NOTE: The total number of simulators will be pods * simulatorsPerPod. How to split the simulators into pods is up to you. Bear in mind that more pods make managing the test a bit easier (fewer k8s objects) and could prove a bit more efficient (pod overhead and limits on pods / node), but gives away some flexibility and robustness (e.g. is a simulator reaches the restarts limit, the whole pod goes down with it). A suggestion is:

  • simulatorsPerPod: 10 for bulk testing e.g. the first few thousand simulators in a large test.
  • As low as simulatorsPerPod: 2 or even simulatorsPerPod: 2 in the more unstable, later hases of a test (when simulator timeouts and thus restarts are more likely).

Generally, the limiting factor for simulator density is the simulator's memory consumption. Testing has shown that a single simulator container will use ~45-55 MiB at runtime. A single n1-standard-4 node should be able to handle up to 200 simulators (assuming that the node is not running anything else).

Simulator test harness

We have tested the simulator test harness with following configuration.

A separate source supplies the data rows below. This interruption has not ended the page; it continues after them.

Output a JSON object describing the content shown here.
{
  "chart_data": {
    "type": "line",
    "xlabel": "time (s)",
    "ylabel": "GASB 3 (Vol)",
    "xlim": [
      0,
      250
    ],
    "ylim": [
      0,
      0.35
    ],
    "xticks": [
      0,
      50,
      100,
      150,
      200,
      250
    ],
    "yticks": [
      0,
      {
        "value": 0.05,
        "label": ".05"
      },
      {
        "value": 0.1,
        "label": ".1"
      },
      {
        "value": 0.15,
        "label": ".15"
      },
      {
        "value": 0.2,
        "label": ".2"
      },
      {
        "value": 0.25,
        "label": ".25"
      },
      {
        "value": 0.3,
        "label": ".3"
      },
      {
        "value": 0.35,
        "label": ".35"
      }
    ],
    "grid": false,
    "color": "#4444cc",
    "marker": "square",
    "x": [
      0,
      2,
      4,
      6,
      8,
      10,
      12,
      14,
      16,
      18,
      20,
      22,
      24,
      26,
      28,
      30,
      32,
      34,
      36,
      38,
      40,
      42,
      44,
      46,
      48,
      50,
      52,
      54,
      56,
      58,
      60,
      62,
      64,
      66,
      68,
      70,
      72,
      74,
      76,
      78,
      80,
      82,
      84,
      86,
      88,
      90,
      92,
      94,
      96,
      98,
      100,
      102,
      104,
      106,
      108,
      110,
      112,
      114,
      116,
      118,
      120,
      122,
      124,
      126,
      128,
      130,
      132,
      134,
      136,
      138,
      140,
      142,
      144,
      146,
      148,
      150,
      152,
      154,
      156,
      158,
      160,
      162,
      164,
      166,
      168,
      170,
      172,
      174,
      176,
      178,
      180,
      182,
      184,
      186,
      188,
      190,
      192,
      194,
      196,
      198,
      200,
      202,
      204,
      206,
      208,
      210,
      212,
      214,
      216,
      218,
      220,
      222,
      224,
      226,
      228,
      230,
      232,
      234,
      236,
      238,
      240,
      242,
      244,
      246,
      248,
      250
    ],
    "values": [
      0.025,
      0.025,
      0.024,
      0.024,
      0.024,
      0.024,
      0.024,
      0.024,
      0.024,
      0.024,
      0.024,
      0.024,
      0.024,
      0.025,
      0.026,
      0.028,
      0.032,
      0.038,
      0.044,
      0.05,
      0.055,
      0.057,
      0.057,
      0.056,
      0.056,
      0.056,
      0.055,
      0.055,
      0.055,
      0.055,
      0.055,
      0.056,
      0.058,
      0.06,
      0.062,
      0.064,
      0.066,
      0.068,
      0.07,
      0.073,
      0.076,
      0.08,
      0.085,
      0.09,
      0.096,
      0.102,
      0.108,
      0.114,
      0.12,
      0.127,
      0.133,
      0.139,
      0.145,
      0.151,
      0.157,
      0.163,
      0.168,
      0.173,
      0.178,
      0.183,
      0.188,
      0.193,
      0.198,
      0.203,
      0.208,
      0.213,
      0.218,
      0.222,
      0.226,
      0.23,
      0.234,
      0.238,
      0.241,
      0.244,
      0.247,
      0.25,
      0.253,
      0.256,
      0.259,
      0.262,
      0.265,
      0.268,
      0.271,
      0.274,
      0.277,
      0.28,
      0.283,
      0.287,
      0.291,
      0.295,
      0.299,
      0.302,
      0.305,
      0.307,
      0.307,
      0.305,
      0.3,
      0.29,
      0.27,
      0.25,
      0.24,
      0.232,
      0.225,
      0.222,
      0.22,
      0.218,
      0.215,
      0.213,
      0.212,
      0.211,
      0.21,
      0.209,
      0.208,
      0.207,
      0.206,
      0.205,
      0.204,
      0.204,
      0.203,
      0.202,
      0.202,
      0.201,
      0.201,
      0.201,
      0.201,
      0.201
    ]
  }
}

Kubernetes cluster configured with two node pools

  • default - reserved for system pods, nodes labeled as pod: system on e2-standard-8 images
  • workload - to be used for pods, nodes labeled as pod: workload on e2-standard-32 images

Simulator pods will be deployed with toplogy spread constraints on zone and node of maximum skew of 1. This will allow to have pods in a balanced load cluster.

In our experiments we observed each pod containing 10 simulators to consumbe ~450Mi of memory and ~100m of CPU cycles. This guidance allowed us pick node sizes & images based on test requirements.

Simulator plans

The plans for the simulators are generated at runtime by the plan-gen utility of the benchmark suite. This runs in an init container per pod, producing the plans for that pod's simulators. Refer to that for further details.